Generative AI burst into the public consciousness with the launch of ChatGPT in November 2022. Since then a handful of players, including OpenAI, backed by Microsoft, Google and Meta, have dominated the market, boasting the resources and computing power needed to build the large-language models that underpin the engines that can create everything from text to images in a human-like way.
Creative industries and the technology companies worldwide are clashing heads over the rights to the content used to create AI. In Britain, the Intellectual Property Office was given the task of bringing representatives of the two sides together to find an agreement on the issue. The talks failed and the problem was handed back to the Department for Science, Innovation and Technology, with a response expected imminently.
In addition, there are several test cases under way in the courts that will shape the future of the debate. In the United States, The New York Times has sued OpenAI for alleged copyright infringement, claiming that the technology company used the newspaper’s information to train its artificial intelligence models without permission or compensation, undermining the paper’s business model and threatening independent journalism. In Britain, Getty Images is suing Stability AI, a London-based start-up, in the High Court over copyright, claiming that the latter had “unlawfully” scraped millions of images from its site to train its picture-creation machine.
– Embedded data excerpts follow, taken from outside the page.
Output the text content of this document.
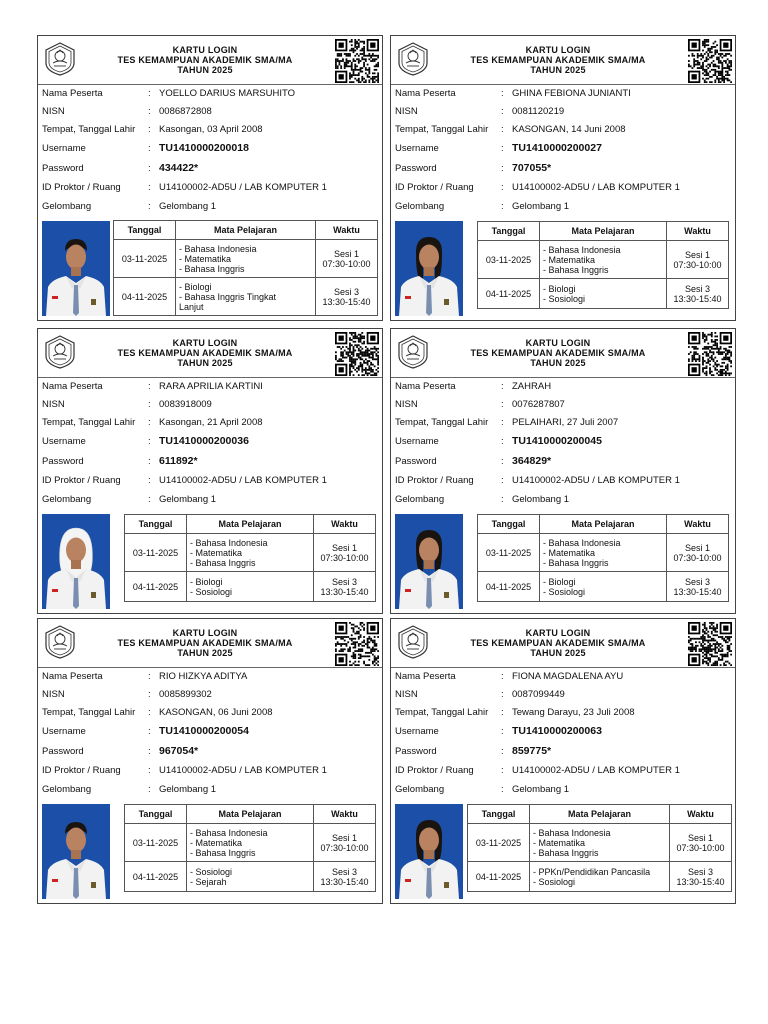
KARTU LOGIN
TES KEMAMPUAN AKADEMIK SMA/MA
TAHUN 2025
Nama Peserta	: YOELLO DARIUS MARSUHITO
NISN	: 0086872808
Tempat, Tanggal Lahir : Kasongan, 03 April 2008
Username	: TU1410000200018
Password	: 434422*
ID Proktor / Ruang	: U14100002-AD5U / LAB KOMPUTER 1
Gelombang	: Gelombang 1
Tanggal	Mata Pelajaran	Waktu
03-11-2025	- Bahasa Indonesia
- Matematika
- Bahasa Inggris	Sesi 1
07:30-10:00

04-11-2025	- Biologi
- Bahasa Inggris Tingkat
Lanjut	Sesi 3
13:30-15:40
KARTU LOGIN
TES KEMAMPUAN AKADEMIK SMA/MA
TAHUN 2025
Nama Peserta	: GHINA FEBIONA JUNIANTI
NISN	: 0081120219
Tempat, Tanggal Lahir : KASONGAN, 14 Juni 2008
Username	: TU1410000200027
Password	: 707055*
ID Proktor / Ruang	: U14100002-AD5U / LAB KOMPUTER 1
Gelombang	: Gelombang 1
Tanggal	Mata Pelajaran	Waktu
03-11-2025	- Bahasa Indonesia
- Matematika
- Bahasa Inggris	Sesi 1
07:30-10:00

04-11-2025	- Biologi
- Sosiologi	Sesi 3
13:30-15:40
KARTU LOGIN
TES KEMAMPUAN AKADEMIK SMA/MA
TAHUN 2025
Nama Peserta	: RARA APRILIA KARTINI
NISN	: 0083918009
Tempat, Tanggal Lahir : Kasongan, 21 April 2008
Username	: TU1410000200036
Password	: 611892*
ID Proktor / Ruang	: U14100002-AD5U / LAB KOMPUTER 1
Gelombang	: Gelombang 1
Tanggal	Mata Pelajaran	Waktu
03-11-2025	- Bahasa Indonesia
- Matematika
- Bahasa Inggris	Sesi 1
07:30-10:00

04-11-2025	- Biologi
- Sosiologi	Sesi 3
13:30-15:40
KARTU LOGIN
TES KEMAMPUAN AKADEMIK SMA/MA
TAHUN 2025
Nama Peserta	: ZAHRAH
NISN	: 0076287807
Tempat, Tanggal Lahir : PELAIHARI, 27 Juli 2007
Username	: TU1410000200045
Password	: 364829*
ID Proktor / Ruang	: U14100002-AD5U / LAB KOMPUTER 1
Gelombang	: Gelombang 1
Tanggal	Mata Pelajaran	Waktu
03-11-2025	- Bahasa Indonesia
- Matematika
- Bahasa Inggris	Sesi 1
07:30-10:00

04-11-2025	- Biologi
- Sosiologi	Sesi 3
13:30-15:40
KARTU LOGIN
TES KEMAMPUAN AKADEMIK SMA/MA
TAHUN 2025
Nama Peserta	: RIO HIZKYA ADITYA
NISN	: 0085899302
Tempat, Tanggal Lahir : KASONGAN, 06 Juni 2008
Username	: TU1410000200054
Password	: 967054*
ID Proktor / Ruang	: U14100002-AD5U / LAB KOMPUTER 1
Gelombang	: Gelombang 1
Tanggal	Mata Pelajaran	Waktu
03-11-2025	- Bahasa Indonesia
- Matematika
- Bahasa Inggris	Sesi 1
07:30-10:00

04-11-2025	- Sosiologi
- Sejarah	Sesi 3
13:30-15:40
KARTU LOGIN
TES KEMAMPUAN AKADEMIK SMA/MA
TAHUN 2025
Nama Peserta	: FIONA MAGDALENA AYU
NISN	: 0087099449
Tempat, Tanggal Lahir : Tewang Darayu, 23 Juli 2008
Username	: TU1410000200063
Password	: 859775*
ID Proktor / Ruang	: U14100002-AD5U / LAB KOMPUTER 1
Gelombang	: Gelombang 1
Tanggal	Mata Pelajaran	Waktu
03-11-2025	- Bahasa Indonesia
- Matematika
- Bahasa Inggris	Sesi 1
07:30-10:00

04-11-2025	- PPKn/Pendidikan Pancasila
- Sosiologi	Sesi 3
13:30-15:40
Crawlers and the race to keep up with them
Crawlers are used primarily by search engines to systematically scan and index (known as “crawling through”) the content of websites across the internet (Adam MacVeigh and Katie Prescott write.)
You could imagine a crawler as the librarian in an impossibly large library. They catalogue each book (webpage) and have information on the key themes and chapters (subpages within those webpages). When asked about a topic, they can search their catalogue and surface relevant pages or subpages.
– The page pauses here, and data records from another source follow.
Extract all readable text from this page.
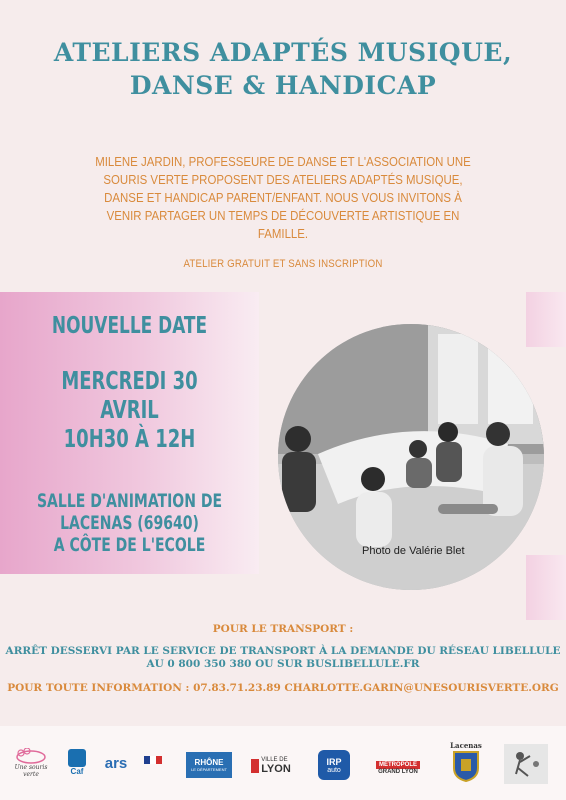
ATELIERS ADAPTÉS MUSIQUE,
DANSE & HANDICAP
MILENE JARDIN, PROFESSEURE DE DANSE ET L'ASSOCIATION UNE SOURIS VERTE PROPOSENT DES ATELIERS ADAPTÉS MUSIQUE, DANSE ET HANDICAP PARENT/ENFANT. NOUS VOUS INVITONS À VENIR PARTAGER UN TEMPS DE DÉCOUVERTE ARTISTIQUE EN FAMILLE.
ATELIER GRATUIT ET SANS INSCRIPTION
NOUVELLE DATE
MERCREDI 30
AVRIL
10H30 À 12H
SALLE D'ANIMATION DE
LACENAS (69640)
A CÔTE DE L'ECOLE	Photo de Valérie Blet
POUR LE TRANSPORT :
ARRÊT DESSERVI PAR LE SERVICE DE TRANSPORT À LA DEMANDE DU RÉSEAU LIBELLULE
AU 0 800 350 380 OU SUR BUSLIBELLULE.FR
POUR TOUTE INFORMATION : 07.83.71.23.89 CHARLOTTE.GARIN@UNESOURISVERTE.ORG
Une souris verte	Caf ars	RHÔNE
LE DÉPARTEMENT
VILLE DE
LYON
IRP
auto
MÉTROPOLE
GRAND LYON
Lacenas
A search engine’s index is constantly updated with new webpages and information. Newer and more popular pages might be easier to find (ranked higher in search results), while older or less relevant books might be further back in the stacks (lower in search results).
It’s very hard to say how many websites there really are. Most sources agree that it’s a small portion that are actually indexed for search and that the vast majority aren’t indexed.
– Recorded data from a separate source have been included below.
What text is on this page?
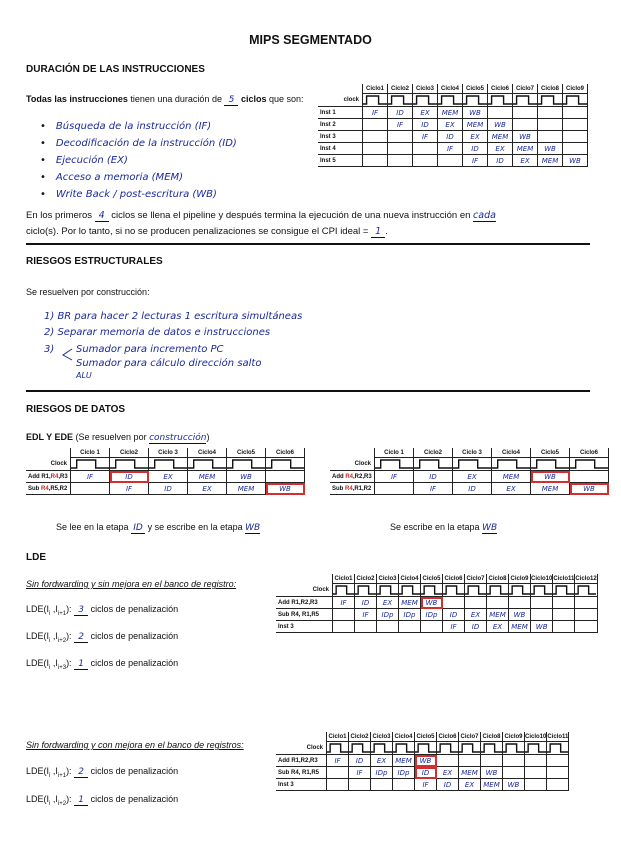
MIPS SEGMENTADO
DURACIÓN DE LAS INSTRUCCIONES
Todas las instrucciones tienen una duración de 5 ciclos que son:
• Búsqueda de la instrucción (IF)
• Decodificación de la instrucción (ID)
• Ejecución (EX)
• Acceso a memoria (MEM)
• Write Back / post-escritura (WB)
	Ciclo1	Ciclo2	Ciclo3	Ciclo4	Ciclo5	Ciclo6	Ciclo7	Ciclo8	Ciclo9
clock	

Inst 1	IF	ID	EX	MEM	WB				
Inst 2		IF	ID	EX	MEM	WB			
Inst 3			IF	ID	EX	MEM	WB		
Inst 4				IF	ID	EX	MEM	WB	
Inst 5					IF	ID	EX	MEM	WB
En los primeros 4 ciclos se llena el pipeline y después termina la ejecución de una nueva instrucción en cada
ciclo(s). Por lo tanto, si no se producen penalizaciones se consigue el CPI ideal = 1 .
RIESGOS ESTRUCTURALES
Se resuelven por construcción:
1) BR para hacer 2 lecturas 1 escritura simultáneas
2) Separar memoria de datos e instrucciones
3) Sumador para incremento PC
Sumador para cálculo dirección salto
ALU
RIESGOS DE DATOS
EDL Y EDE (Se resuelven por construcción)
	Ciclo 1	Ciclo2	Ciclo 3	Ciclo4	Ciclo5	Ciclo6
Clock	

Add R1,R4,R3	IF	ID	EX	MEM	WB	
Sub R4,R5,R2		IF	ID	EX	MEM	WB
	Ciclo 1	Ciclo2	Ciclo 3	Ciclo4	Ciclo5	Ciclo6
Clock	

Add R4,R2,R3	IF	ID	EX	MEM	WB	
Sub R4,R1,R2		IF	ID	EX	MEM	WB
Se lee en la etapa ID y se escribe en la etapa WB	Se escribe en la etapa WB
LDE
Sin fordwarding y sin mejora en el banco de registro:
$LDE(I_i$ $,I_{i+1}$): 3 ciclos de penalización
$LDE(I_i$ $,I_{i+2}$): 2 ciclos de penalización
$LDE(I_i$ $,I_{i+3}$): 1 ciclos de penalización
	Ciclo1	Ciclo2	Ciclo3	Ciclo4	Ciclo5	Ciclo6	Ciclo7	Ciclo8	Ciclo9	Ciclo10	Ciclo11	Ciclo12
Clock	

Add R1,R2,R3	IF	ID	EX	MEM	WB							
Sub R4, R1,R5		IF	IDp	IDp	IDp	ID	EX	MEM	WB			
Inst 3						IF	ID	EX	MEM	WB		
Sin fordwarding y con mejora en el banco de registros:
$LDE(I_i$ $,I_{i+1}$): 2 ciclos de penalización
$LDE(I_i$ $,I_{i+2}$): 1 ciclos de penalización
	Ciclo1	Ciclo2	Ciclo3	Ciclo4	Ciclo5	Ciclo6	Ciclo7	Ciclo8	Ciclo9	Ciclo10	Ciclo11
Clock	

Add R1,R2,R3	IF	ID	EX	MEM	WB						
Sub R4, R1,R5		IF	IDp	IDp	ID	EX	MEM	WB			
Inst 3					IF	ID	EX	MEM	WB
Some steps can be taken to prevent crawling, but if a human can navigate to a page from your homepage, then a crawler can, too. There’s no ironclad method to stop this.
Sites can issue guidance to crawlers about whether they can go through their information or not and this has been happening more and more to inform AI companies that information cannot be used within large-language models. Most reputable companies respect these rules put up by websites not to “crawl” their information.
If a user frequently violates certain guidelines, search engines may block them based on their internet protocol (IP) address, a unique number assigned to each internet-connected device. Search engines detect and may temporarily block an IP if they receive multiple guideline-breaking requests from it.
Additionally, devices have a unique fingerprint, derived from a combination of hardware, device settings and software, which helps to identify if someone is making multiple requests while attempting to disguise their identity by changing their IP address through a VPN or by deleting cookies. This tracking method is used to prevent users from circumventing blocks by merely changing their IP addresses.
However, there are services that can cycle both IP and fingerprint to avoid detection. There’s a constant technological arms race between scrapers and content creators.
Ultimately, if someone wants your content, there will be a way to obtain it.